If the fetal heart rate does not increase when the baby moves, or if it does not move once in 40 minutes, the result is "non-responsive." An unresponsive fetal heart rate monitoring does not mean that the situation is definitely abnormal, it just means that the monitoring did not provide enough information, and you may need to do another test in 1 hour or do another test, such as a fetal biophysical assessment or a uterine stress test.

However, an unresponsive fetal heart rate monitor may indicate intrauterine hypoxia or placental problems. If the doctor thinks your baby is not doing well in the uterus, you may be advised to have an induced labor or a cesarean section. If the fetal heart rate monitor slows down, you can consider oxygen inhalation twice a day, combined with B-ultrasound examination. If the placenta and amniotic fluid are normal, you can recheck the fetal monitor after 3-7 days.

Normal values ​​of fetal heart rate monitoring

There are two lines on the fetal heart rate monitoring chart. The upper one is the basic fetal heart rate line, which is generally a wavy straight line. When fetal movement occurs, the heart rate will rise, showing an upward protruding curve, and will slowly decrease after the fetal movement ends. The lower line represents the intrauterine pressure, which will only increase during uterine contractions and then remain at around 2.66kPa (20mmHg).

Reference Projects Normal range Abnormal risks
Fetal movement counting 〉30 times/24 hours 10 times/12 hours indicates fetal hypoxia.
Fetal heart rate 120-160 times/min A heart rate of more than 160 beats/minute or continuously exceeding 100 beats/minute indicates fetal intrauterine hypoxia.
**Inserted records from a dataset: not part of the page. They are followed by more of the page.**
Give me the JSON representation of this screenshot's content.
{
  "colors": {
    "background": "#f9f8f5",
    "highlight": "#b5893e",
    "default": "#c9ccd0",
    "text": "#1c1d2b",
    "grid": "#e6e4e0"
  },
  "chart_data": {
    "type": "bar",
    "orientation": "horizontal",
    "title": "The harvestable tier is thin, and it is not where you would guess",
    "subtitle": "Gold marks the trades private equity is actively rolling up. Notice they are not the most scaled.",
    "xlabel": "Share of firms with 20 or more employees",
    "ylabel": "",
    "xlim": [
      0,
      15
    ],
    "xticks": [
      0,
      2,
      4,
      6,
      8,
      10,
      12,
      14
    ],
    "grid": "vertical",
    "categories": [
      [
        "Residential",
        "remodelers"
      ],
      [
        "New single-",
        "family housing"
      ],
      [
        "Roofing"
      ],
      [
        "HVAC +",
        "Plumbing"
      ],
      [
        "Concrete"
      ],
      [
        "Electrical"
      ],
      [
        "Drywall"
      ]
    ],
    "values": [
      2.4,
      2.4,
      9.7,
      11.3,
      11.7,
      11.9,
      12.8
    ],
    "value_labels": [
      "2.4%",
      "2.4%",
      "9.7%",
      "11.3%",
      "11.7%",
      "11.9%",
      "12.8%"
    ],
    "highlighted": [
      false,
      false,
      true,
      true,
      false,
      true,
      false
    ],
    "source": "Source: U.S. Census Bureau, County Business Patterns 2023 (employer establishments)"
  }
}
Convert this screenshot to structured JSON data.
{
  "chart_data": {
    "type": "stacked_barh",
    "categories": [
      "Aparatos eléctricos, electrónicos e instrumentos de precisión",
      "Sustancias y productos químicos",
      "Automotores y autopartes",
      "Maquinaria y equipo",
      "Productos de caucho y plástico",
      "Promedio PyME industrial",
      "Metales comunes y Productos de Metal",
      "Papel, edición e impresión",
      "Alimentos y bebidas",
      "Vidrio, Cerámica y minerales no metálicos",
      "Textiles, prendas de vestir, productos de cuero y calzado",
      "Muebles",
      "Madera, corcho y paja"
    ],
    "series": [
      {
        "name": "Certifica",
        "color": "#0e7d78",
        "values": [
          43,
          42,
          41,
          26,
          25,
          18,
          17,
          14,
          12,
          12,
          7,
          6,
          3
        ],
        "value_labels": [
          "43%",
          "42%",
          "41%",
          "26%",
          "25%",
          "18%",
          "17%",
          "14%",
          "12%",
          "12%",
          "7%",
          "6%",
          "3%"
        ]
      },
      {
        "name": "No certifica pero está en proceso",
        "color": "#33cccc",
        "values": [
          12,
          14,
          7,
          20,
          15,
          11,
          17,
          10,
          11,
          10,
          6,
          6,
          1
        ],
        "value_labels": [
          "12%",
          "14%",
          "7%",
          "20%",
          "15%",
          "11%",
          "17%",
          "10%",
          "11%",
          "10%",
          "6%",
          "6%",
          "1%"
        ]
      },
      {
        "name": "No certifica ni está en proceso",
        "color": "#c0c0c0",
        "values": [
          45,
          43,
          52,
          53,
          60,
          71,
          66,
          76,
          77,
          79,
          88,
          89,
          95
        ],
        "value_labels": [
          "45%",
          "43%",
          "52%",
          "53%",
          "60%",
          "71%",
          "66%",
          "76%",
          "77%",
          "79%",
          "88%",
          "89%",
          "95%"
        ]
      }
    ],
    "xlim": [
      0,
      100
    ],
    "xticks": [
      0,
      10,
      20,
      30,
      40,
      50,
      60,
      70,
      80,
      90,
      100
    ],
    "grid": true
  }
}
Fetal heart rate monitoring curve Clinical significance Treatment
normal
The baseline fetal heart rate was normal (120-160 beats/min) with moderate baseline variability, no variability or late decelerations, and with or without accelerations. The fetus is in good condition No special treatment required
Intermediate
Changes in fetal heart rate baseline: bradycardia but baseline variability exists; tachycardia. Bradyheart rate: rupture of membranes, persistent transverse occipital position, overdue pregnancy, congenital fetal abnormalities; tachycardia: medication, infection, fever, anxiety of pregnant women. If there is no improvement after general treatment, end the delivery as soon as possible.
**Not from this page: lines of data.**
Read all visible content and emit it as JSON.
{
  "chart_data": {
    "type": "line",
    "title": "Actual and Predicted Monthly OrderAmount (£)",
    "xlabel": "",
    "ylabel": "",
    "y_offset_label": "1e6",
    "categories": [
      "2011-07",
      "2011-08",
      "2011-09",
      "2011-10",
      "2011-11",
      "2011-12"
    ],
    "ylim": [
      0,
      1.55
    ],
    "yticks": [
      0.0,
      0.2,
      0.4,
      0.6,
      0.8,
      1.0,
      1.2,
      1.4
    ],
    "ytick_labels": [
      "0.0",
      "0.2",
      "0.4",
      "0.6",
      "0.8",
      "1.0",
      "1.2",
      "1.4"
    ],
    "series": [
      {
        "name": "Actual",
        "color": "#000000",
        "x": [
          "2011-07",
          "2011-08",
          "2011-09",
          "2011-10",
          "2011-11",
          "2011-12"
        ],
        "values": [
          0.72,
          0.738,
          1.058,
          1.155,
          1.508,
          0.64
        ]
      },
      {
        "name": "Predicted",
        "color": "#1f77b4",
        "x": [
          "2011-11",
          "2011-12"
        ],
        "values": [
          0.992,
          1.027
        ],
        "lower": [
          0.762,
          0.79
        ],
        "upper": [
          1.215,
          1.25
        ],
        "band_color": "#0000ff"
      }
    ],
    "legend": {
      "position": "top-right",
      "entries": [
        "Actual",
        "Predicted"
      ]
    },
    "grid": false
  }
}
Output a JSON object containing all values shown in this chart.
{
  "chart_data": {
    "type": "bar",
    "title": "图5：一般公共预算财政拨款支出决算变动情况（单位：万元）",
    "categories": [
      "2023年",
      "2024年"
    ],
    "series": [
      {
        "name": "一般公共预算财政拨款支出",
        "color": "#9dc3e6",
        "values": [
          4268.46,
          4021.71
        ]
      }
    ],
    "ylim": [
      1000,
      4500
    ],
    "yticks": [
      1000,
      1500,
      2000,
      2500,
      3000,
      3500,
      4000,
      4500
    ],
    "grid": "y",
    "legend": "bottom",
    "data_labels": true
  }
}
Changes in baseline variability: absent but without multiple decelerations; minimal; significant. Drugs, fetal sleep, fetal hypoxia or acidosis. If there is no improvement after general treatment or change of monitoring method, end the delivery as soon as possible.
There is no fetal heart rate acceleration after fetal stimulation. Fetal hypoxia or acidosis may be present. If there is no improvement after general treatment with oxytocin, end the delivery as soon as possible.
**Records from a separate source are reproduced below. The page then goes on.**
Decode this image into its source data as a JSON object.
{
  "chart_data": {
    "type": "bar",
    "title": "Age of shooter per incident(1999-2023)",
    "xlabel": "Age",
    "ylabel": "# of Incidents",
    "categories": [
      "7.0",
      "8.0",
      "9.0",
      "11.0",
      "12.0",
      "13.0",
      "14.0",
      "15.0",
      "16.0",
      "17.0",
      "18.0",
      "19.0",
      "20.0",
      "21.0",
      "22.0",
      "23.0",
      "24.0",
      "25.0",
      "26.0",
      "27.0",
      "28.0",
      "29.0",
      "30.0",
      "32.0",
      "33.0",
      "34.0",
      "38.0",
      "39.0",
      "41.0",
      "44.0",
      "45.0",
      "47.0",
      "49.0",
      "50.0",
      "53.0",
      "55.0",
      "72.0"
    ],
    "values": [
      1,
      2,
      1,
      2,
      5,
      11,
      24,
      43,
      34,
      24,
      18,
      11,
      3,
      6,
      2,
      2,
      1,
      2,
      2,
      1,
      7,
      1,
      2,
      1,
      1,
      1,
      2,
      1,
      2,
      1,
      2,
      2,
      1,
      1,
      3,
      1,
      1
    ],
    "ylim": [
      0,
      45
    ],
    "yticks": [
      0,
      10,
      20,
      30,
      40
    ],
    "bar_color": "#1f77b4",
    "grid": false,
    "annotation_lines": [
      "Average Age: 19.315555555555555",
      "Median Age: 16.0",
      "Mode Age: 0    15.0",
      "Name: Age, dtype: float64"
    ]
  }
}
There was deceleration but baseline variability was present. Variable deceleration: umbilical cord around the neck or prolapse. General treatment: amnioinfusion (for multiple variable decelerations). If ineffective, end delivery as soon as possible.
Late decelerations: uteroplacental oxygen insufficiency, tachycardia, hypotension during epidural anesthesia. General treatment: oxytocin is used to stop delivery. If it is ineffective, end the delivery as soon as possible.
abnormal
The baseline variability disappears; there are multiple decelerations (variable or late) and/or bradycardia; the heart rate is sinusoidal. Insufficient blood supply to the uterus and placenta, resulting in fetal hypoxia or acidosis. After general treatment, stop giving oxytocin and end the delivery as soon as possible.